Problèmes et solutions

 

Les Sharks devront aussi se demander si Martin Jones est vraiment le gardien dont ils ont besoin pour se rendre aux grands honneurs. Capable de performances solides sans être brillantes, Jones et malheureusement très souvent capables de performances moyennes, voire carrément mauvaises.

 

Et que dire d’Evander Kane? Âgé de 27 ans, Kane touchera 7 millions $ en moyenne pour les six prochaines saisons. C’est très cher payé pour un joueur sur lequel les Sharks comptaient énormément en séries, mais qui est loin d’avoir joué à la hauteur des attentes comme en témoignent ses deux buts et huit points en 20 parties et un différentiel de moins-5.

 

Trois de ces huit points (un but, deux passes) ont été récoltés lors des deux premiers matchs de la série contre Vegas en première ronde.
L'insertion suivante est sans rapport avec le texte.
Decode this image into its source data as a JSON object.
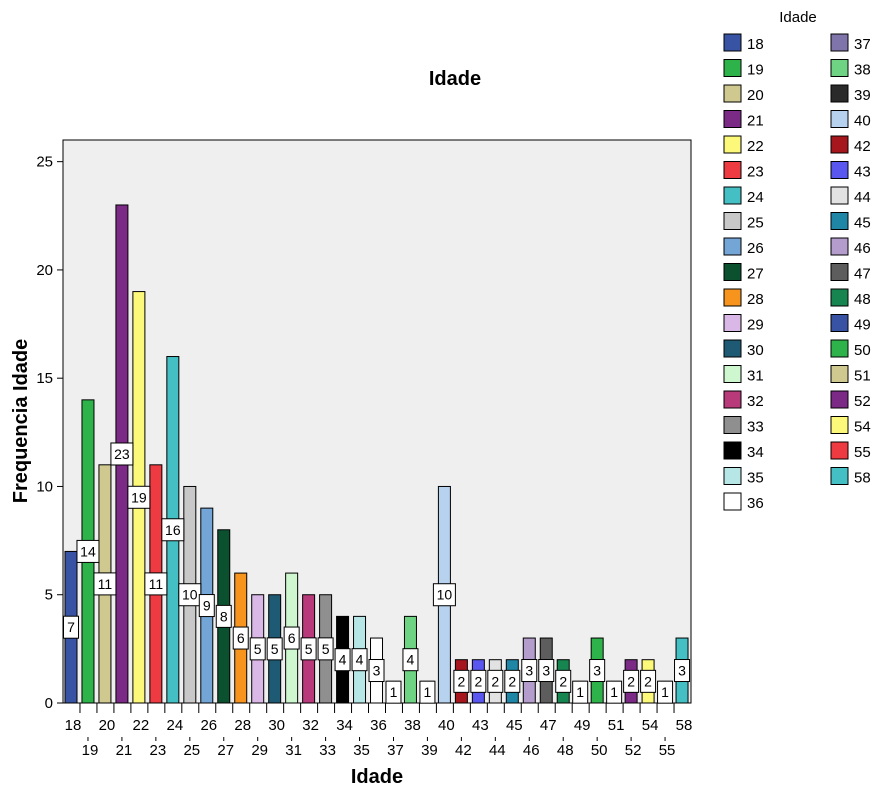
{
  "chart_data": {
    "type": "bar",
    "title": "Idade",
    "xlabel": "Idade",
    "ylabel": "Frequencia Idade",
    "ylim": [
      0,
      26
    ],
    "yticks": [
      0,
      5,
      10,
      15,
      20,
      25
    ],
    "grid": false,
    "legend_title": "Idade",
    "legend_position": "right",
    "categories": [
      "18",
      "19",
      "20",
      "21",
      "22",
      "23",
      "24",
      "25",
      "26",
      "27",
      "28",
      "29",
      "30",
      "31",
      "32",
      "33",
      "34",
      "35",
      "36",
      "37",
      "38",
      "39",
      "40",
      "42",
      "43",
      "44",
      "45",
      "46",
      "47",
      "48",
      "49",
      "50",
      "51",
      "52",
      "54",
      "55",
      "58"
    ],
    "values": [
      7,
      14,
      11,
      23,
      19,
      11,
      16,
      10,
      9,
      8,
      6,
      5,
      5,
      6,
      5,
      5,
      4,
      4,
      3,
      1,
      4,
      1,
      10,
      2,
      2,
      2,
      2,
      3,
      3,
      2,
      1,
      3,
      1,
      2,
      2,
      1,
      3
    ],
    "colors": [
      "#3953a4",
      "#2db34a",
      "#cfc98f",
      "#7b2a85",
      "#fbf87a",
      "#ee3a41",
      "#44bfc3",
      "#c8c8c8",
      "#73a5d6",
      "#0b5130",
      "#f7941d",
      "#d9b7e7",
      "#1f5a74",
      "#cef7cf",
      "#b83a7a",
      "#8f8f8f",
      "#000000",
      "#b6e6e6",
      "#ffffff",
      "#7f75aa",
      "#6ed382",
      "#2a2a2a",
      "#b7d2ef",
      "#a6161d",
      "#5a57f0",
      "#e2e2e2",
      "#1f86a6",
      "#b49ccc",
      "#5d5d5d",
      "#178550",
      "#3953a4",
      "#2db34a",
      "#cfc98f",
      "#7b2a85",
      "#fbf87a",
      "#ee3a41",
      "#44bfc3"
    ]
  }
}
En finale de l’Ouest, il s’est contenté d’une passe.

 

De fait, Kane a fait bien plus parler de lui en raison de ses guerres de mots avec les membres des Golden Knights et ses 61 minutes de pénalité que par la contribution offensive qu’on attendait de lui.

 

Comme Martin Jones, Evander Kane fait-il partie des solutions ou des problèmes des Sharks?

 

La question mérite d’être posée.

 

La réponse à cette question et à toutes celles qui détermineront l’avenir des Sharks à court, moyen et long terme viendra au cours des prochains jours, semaines et mois.

 

À commencer par celle qui déterminera l’avenir de Jumbo Joe Thornton.